Sono bastate meno di 48 ore per spazzare via le speranze che in Turchia ci fosse ancora un barlume di democrazia. Lunedì il tribunale di Silivri aveva assolto gli otto imputati simbolo delle proteste di Gezi Park scoppiate nel 2013 che nel corso degli anni hanno portato in carcere 5mila persone. Tra loro il noto imprenditore e attivista per i diritti umani Osman Kavala, da due anni in carcere e sotto la spada di Damocle dell’ergastolo.

Caduta l’accusa di voler sovvertire l’ordine costituzionale, si attendeva la sua liberazione immediata ma una doccia fredda ha riportato la situazione al punto di partenza.
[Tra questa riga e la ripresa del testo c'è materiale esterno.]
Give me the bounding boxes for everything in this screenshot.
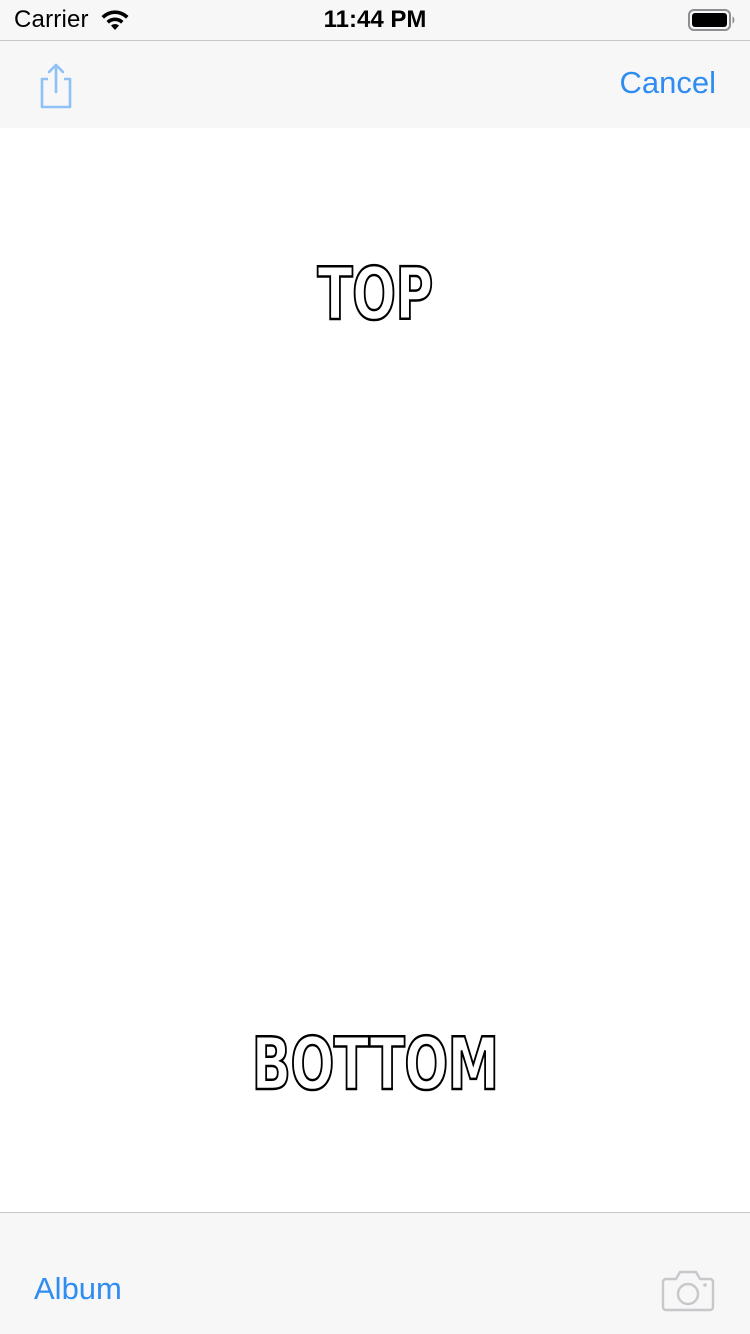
camera-button[interactable] <box>660 1267 716 1313</box>
battery-icon <box>688 9 735 31</box>
navigation-bar: Cancel <box>0 40 750 129</box>
bottom-text-field[interactable]: BOTTOM <box>105 1027 645 1102</box>
album-button[interactable]: Album <box>34 1271 122 1307</box>
share-button[interactable] <box>28 59 84 111</box>
cancel-button[interactable]: Cancel <box>620 65 717 101</box>
status-bar: Carrier 11:44 PM <box>0 0 750 40</box>
bottom-toolbar: Album <box>0 1212 750 1334</box>
status-time: 11:44 PM <box>323 6 427 33</box>
top-text-field[interactable]: TOP <box>105 257 645 332</box>
meme-editor-screen: Carrier 11:44 PM Cancel TOP BOTTOM Album <box>0 0 750 1334</box>
meme-image-area: TOP BOTTOM <box>0 128 750 1212</box>
share-icon <box>40 63 72 109</box>
camera-icon <box>661 1270 715 1312</box>
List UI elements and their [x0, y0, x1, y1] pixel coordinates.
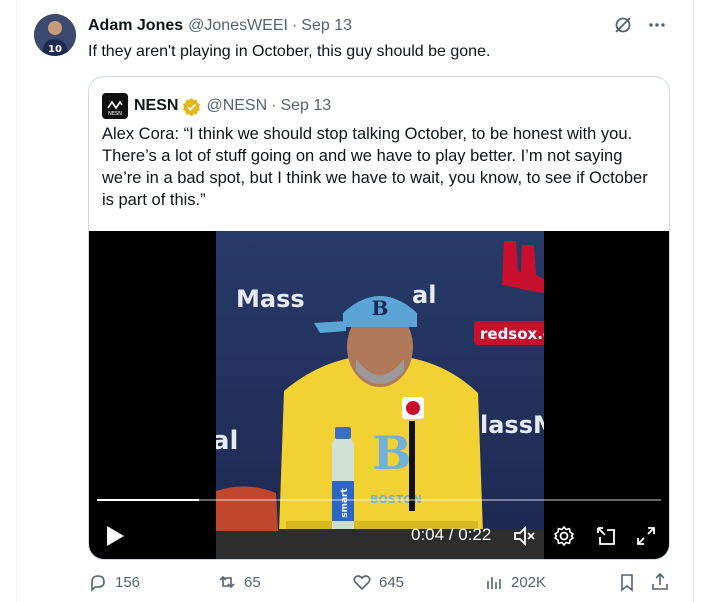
like-count: 645: [379, 573, 405, 591]
repost-button[interactable]: 65: [217, 572, 261, 592]
author-avatar[interactable]: 10: [34, 14, 76, 56]
quoted-author-handle: @NESN: [206, 97, 268, 114]
video-progress-bar[interactable]: [97, 499, 661, 501]
author-handle[interactable]: @JonesWEEI: [188, 17, 288, 35]
like-button[interactable]: 645: [352, 572, 404, 592]
heart-icon: [353, 575, 371, 591]
repost-icon: [219, 575, 235, 589]
reply-icon: [91, 575, 105, 592]
bottle-label: smart: [340, 488, 350, 518]
reply-count: 156: [115, 573, 141, 591]
grok-icon[interactable]: [613, 15, 633, 35]
settings-gear-icon[interactable]: [553, 525, 575, 547]
views-chart-icon: [487, 577, 501, 589]
play-icon[interactable]: [105, 525, 125, 547]
quoted-separator-dot: ·: [271, 97, 277, 114]
tweet-timestamp[interactable]: Sep 13: [301, 17, 352, 35]
share-icon: [652, 572, 668, 590]
cap-logo: B: [372, 296, 389, 320]
quoted-header: NESN NESN @NESN · Sep 13: [102, 93, 331, 119]
redsox-url-banner: redsox.c: [480, 325, 544, 343]
quoted-tweet[interactable]: NESN NESN @NESN · Sep 13 Alex Cora: “I t…: [88, 76, 670, 560]
share-button[interactable]: [650, 572, 677, 592]
tweet-text: If they aren't playing in October, this …: [88, 43, 491, 60]
separator-dot: ·: [291, 17, 298, 34]
nesn-logo-text: NESN: [108, 111, 122, 117]
banner-text-low-right: lassM: [480, 411, 544, 439]
banner-text-low: al: [216, 426, 238, 456]
shirt-letter: B: [373, 426, 412, 480]
views-count: 202K: [511, 573, 547, 591]
banner-text-left: Mass: [236, 285, 305, 313]
reply-button[interactable]: 156: [88, 572, 140, 592]
picture-in-picture-icon[interactable]: [595, 525, 617, 547]
quoted-author-name: NESN: [134, 97, 179, 114]
views-button[interactable]: 202K: [484, 572, 546, 592]
video-timecode: 0:04 / 0:22: [411, 525, 492, 544]
mute-icon[interactable]: [513, 525, 537, 547]
repost-count: 65: [244, 573, 261, 591]
quoted-timestamp: Sep 13: [280, 97, 332, 114]
avatar-jersey-number: 10: [48, 44, 62, 55]
video-player[interactable]: Mass al al lassM redsox.c B B: [89, 231, 669, 559]
video-progress-fill: [97, 499, 199, 501]
author-name[interactable]: Adam Jones: [88, 17, 183, 35]
quoted-text: Alex Cora: “I think we should stop talki…: [102, 125, 648, 209]
fullscreen-icon[interactable]: [635, 525, 657, 547]
more-options-icon[interactable]: [647, 15, 667, 35]
tweet-top-actions: [613, 15, 667, 35]
video-frame: Mass al al lassM redsox.c B B: [216, 231, 544, 559]
bookmark-icon: [621, 574, 633, 592]
tweet-header: Adam Jones @JonesWEEI · Sep 13: [88, 16, 352, 36]
banner-text-right: al: [412, 281, 436, 309]
verified-badge-icon: [182, 97, 201, 116]
tweet-actions-bar: 156 65 645 202K: [88, 572, 678, 596]
bookmark-button[interactable]: [617, 572, 644, 592]
quoted-avatar: NESN: [102, 93, 128, 119]
video-controls: 0:04 / 0:22: [89, 517, 669, 557]
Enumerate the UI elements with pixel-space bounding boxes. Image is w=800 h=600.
La procura di Istanbul infatti ha emesso un nuovo mandato di arresto per Kavala, questa volta gli viene attribuita la partecipazione al fallito colpo di Stato del luglio 2016 per il quale Erdogan ha sempre indicato il religioso Fetullah Gulen come ispiratore. Da allora sono state incarcerate circa 77mila persone, licenziando 150mila impiegati pubblici e membri delle forze armate e facendo chiudere dozzine di giornali e canali mediatici. La Corte Europea dei Diritti dell’Uomo ha sempre asserito che non esistevano basi giuridiche per la detenzione di Kavala e il nuovo arresto ha provocato la reazione di Nacho Sanchez Amor, relatore del Parlamento Europeo per la Turchia: «Non c’è modo di credere in alcun miglioramento in Turchia se il procuratore torna indietro ogni volta che si fa un passo avanti. Siamo di nuovo in un periodo buio». Per Human Rights Watch il mandato di arresto è «illegale e vendicativo» mentre Amnesty International ha parlato di «un atto di deliberata e calcolata crudeltà».

In realtà la giustizia turca non è nuova ad operazioni del genere.

L’ ex parlamentare del Partito repubblicano del popolo ( Chp), Eren Erdem, anch’esso impegnato nella difesa dei diritti umani, era stato prima assolto dal Tribunale di Istanbul e dopo poco di nuovo arrestato, la tecnica è sempre la stessa: aprire nei riguardi di oppositori molto apprezzati nella società civile almeno due procedimenti penali diversi. La stessa sorte subita da intellettuali come Ahmet e Mehmet Altan e a Sahin Alpay.

Il caso Kavala assume un significato importante per la figura del 62enne, presidente dell’istituto Anadolu Kültür, protagonista dal 2014 nella risoluzione del conflitto con i curdi e per la riconciliazione turco- armena. Ha speso ingenti capitali per progetti di solidarietà tanto da diventare il campione antinazionalista, un nemico mortale per Erdogan che al momento dell’arresto lo aveva definito il “Soros turco”.